Wildlife Biology Program, University of Montana, Missoula, MT, USA.
Skagit River Systems Cooperative, La Conner, WA, USA.
Glob Chang Biol. 2020 Oct;26(10):5492-5508. doi: 10.1111/gcb.15281. Epub 2020 Aug 20.
A broader understanding of how landscape resistance influences climate change vulnerability for many species is needed, as is an understanding of how barriers to dispersal may impact vulnerability. Freshwater biodiversity is at particular risk, but previous studies have focused on popular cold-water fishes (e.g., salmon, trout, and char) with relatively large body sizes and mobility. Those fishes may be able to track habitat change more adeptly than less mobile species. Smaller, less mobile fishes are rarely represented in studies demonstrating effects of climate change, but depending on their thermal tolerance, they may be particularly vulnerable to environmental change. By revisiting 280 sites over a 20 year interval throughout a warming riverscape, we described changes in occupancy (i.e., site extirpation and colonization probabilities) and assessed the environmental conditions associated with those changes for four fishes spanning a range of body sizes, thermal and habitat preferences. Two larger-bodied trout species exhibited small changes in site occupancy, with bull trout experiencing a 9.2% (95% CI = 8.3%-10.1%) reduction, mostly in warmer stream reaches, and westslope cutthroat trout experiencing a nonsignificant 1% increase. The small-bodied cool water slimy sculpin was originally distributed broadly throughout the network and experienced a 48.0% (95% CI = 42.0%-54.0%) reduction in site occupancy with declines common in warmer stream reaches and areas subject to wildfire disturbances. The small-bodied comparatively warmer water longnose dace primarily occupied larger streams and increased its occurrence in the lower portions of connected tributaries during the study period. Distribution shifts for sculpin and dace were significantly constrained by barriers, which included anthropogenic water diversions, natural step-pools and cascades in steeper upstream reaches. Our results suggest that aquatic communities exhibit a range of responses to climate change, and that improving passage and fluvial connectivity will be important climate adaptation tactics for conserving aquatic biodiversity.
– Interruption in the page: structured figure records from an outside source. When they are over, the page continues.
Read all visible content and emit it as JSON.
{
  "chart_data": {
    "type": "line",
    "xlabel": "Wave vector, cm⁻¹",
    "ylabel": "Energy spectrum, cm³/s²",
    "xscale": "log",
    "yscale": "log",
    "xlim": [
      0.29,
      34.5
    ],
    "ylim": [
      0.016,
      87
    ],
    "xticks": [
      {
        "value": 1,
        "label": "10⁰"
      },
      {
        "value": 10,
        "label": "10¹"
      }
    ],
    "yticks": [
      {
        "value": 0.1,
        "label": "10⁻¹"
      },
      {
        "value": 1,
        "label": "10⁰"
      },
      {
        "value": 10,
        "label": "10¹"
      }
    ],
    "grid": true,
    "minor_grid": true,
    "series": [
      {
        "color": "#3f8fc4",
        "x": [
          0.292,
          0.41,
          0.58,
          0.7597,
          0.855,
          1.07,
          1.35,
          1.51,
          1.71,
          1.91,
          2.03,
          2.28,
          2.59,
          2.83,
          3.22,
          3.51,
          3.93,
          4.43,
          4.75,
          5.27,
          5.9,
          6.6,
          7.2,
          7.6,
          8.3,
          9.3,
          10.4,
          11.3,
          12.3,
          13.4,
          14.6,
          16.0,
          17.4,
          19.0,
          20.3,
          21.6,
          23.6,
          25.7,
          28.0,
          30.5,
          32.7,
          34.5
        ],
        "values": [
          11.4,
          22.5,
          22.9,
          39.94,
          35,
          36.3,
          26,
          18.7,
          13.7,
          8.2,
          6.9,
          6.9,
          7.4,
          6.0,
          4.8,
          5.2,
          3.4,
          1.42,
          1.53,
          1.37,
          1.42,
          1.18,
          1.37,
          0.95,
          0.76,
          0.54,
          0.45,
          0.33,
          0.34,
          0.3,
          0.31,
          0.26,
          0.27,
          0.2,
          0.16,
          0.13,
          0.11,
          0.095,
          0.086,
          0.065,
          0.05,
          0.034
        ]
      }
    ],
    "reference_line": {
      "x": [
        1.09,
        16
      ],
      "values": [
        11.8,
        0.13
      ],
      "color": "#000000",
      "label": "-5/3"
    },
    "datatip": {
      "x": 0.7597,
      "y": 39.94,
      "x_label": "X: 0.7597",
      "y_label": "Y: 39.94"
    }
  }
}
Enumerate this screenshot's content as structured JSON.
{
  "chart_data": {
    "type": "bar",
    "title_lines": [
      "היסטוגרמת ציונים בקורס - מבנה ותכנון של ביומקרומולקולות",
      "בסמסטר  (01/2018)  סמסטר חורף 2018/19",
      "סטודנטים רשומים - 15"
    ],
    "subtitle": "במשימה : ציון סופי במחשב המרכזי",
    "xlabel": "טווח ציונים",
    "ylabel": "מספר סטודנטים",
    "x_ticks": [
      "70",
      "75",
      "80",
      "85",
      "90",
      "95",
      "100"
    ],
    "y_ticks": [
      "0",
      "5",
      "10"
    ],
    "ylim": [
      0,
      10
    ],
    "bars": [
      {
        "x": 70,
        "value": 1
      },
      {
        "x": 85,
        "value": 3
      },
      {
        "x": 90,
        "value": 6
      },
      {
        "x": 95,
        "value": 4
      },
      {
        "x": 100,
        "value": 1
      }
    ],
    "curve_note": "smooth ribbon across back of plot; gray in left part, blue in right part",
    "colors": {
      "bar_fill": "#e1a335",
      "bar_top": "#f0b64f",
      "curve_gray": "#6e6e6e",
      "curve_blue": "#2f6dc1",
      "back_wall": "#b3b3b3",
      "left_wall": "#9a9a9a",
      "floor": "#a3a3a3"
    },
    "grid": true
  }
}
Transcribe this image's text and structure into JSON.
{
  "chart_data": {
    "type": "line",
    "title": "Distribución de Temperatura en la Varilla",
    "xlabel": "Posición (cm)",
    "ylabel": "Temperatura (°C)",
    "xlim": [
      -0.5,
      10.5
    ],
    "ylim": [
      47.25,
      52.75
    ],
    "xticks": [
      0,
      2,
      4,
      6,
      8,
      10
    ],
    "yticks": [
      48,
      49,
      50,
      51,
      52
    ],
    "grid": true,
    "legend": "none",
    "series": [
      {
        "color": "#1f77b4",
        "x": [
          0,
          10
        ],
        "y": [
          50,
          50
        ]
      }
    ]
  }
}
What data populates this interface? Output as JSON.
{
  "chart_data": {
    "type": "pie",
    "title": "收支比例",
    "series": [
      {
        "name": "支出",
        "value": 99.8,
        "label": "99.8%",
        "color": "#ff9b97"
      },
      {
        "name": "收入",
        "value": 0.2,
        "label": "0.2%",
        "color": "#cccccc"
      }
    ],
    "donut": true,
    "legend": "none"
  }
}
需要更广泛地了解景观阻力如何影响许多物种对气候变化的脆弱性,以及扩散障碍如何影响脆弱性。淡水生物多样性面临特别的风险,但以前的研究集中在体型较大、移动性较强的受欢迎的冷水鱼类(如鲑鱼、鳟鱼和鳜鱼)上。这些鱼类可能能够更熟练地追踪栖息地的变化。体型较小、移动性较弱的鱼类在展示气候变化影响的研究中很少出现,但根据它们的耐热性,它们可能特别容易受到环境变化的影响。通过在 20 年的时间里在一个变暖的河流景观中重新访问 280 个地点,我们描述了四个鱼类物种的栖息地占有率(即地点灭绝和定居概率)的变化,并评估了与这些变化相关的环境条件,这些鱼类的体型、热和栖息地偏好范围较广。两种体型较大的鳟鱼物种的栖息地占有率变化较小,虹鳟经历了 9.2%(95%置信区间为 8.3%-10.1%)的减少,主要发生在较温暖的溪流段,而西部截尾鳟经历了微不足道的 1%的增加。体型较小的冷水粘鱼原本广泛分布于整个网络,栖息地占有率减少了 48.0%(95%置信区间为 42.0%-54.0%),在较温暖的溪流段和易受野火干扰的地区下降较为常见。体型较小的温水长吻鼻鱼主要栖息在较大的溪流中,并在研究期间增加了在连接的支流下游部分的出现。粘鱼和鼻鱼的分布变化受到障碍的显著限制,这些障碍包括人为的引水、上游陡峭处的自然阶地和瀑布。我们的研究结果表明,水生群落对气候变化表现出多种反应,改善通道和河流连通性将是保护水生生物多样性的重要气候适应策略。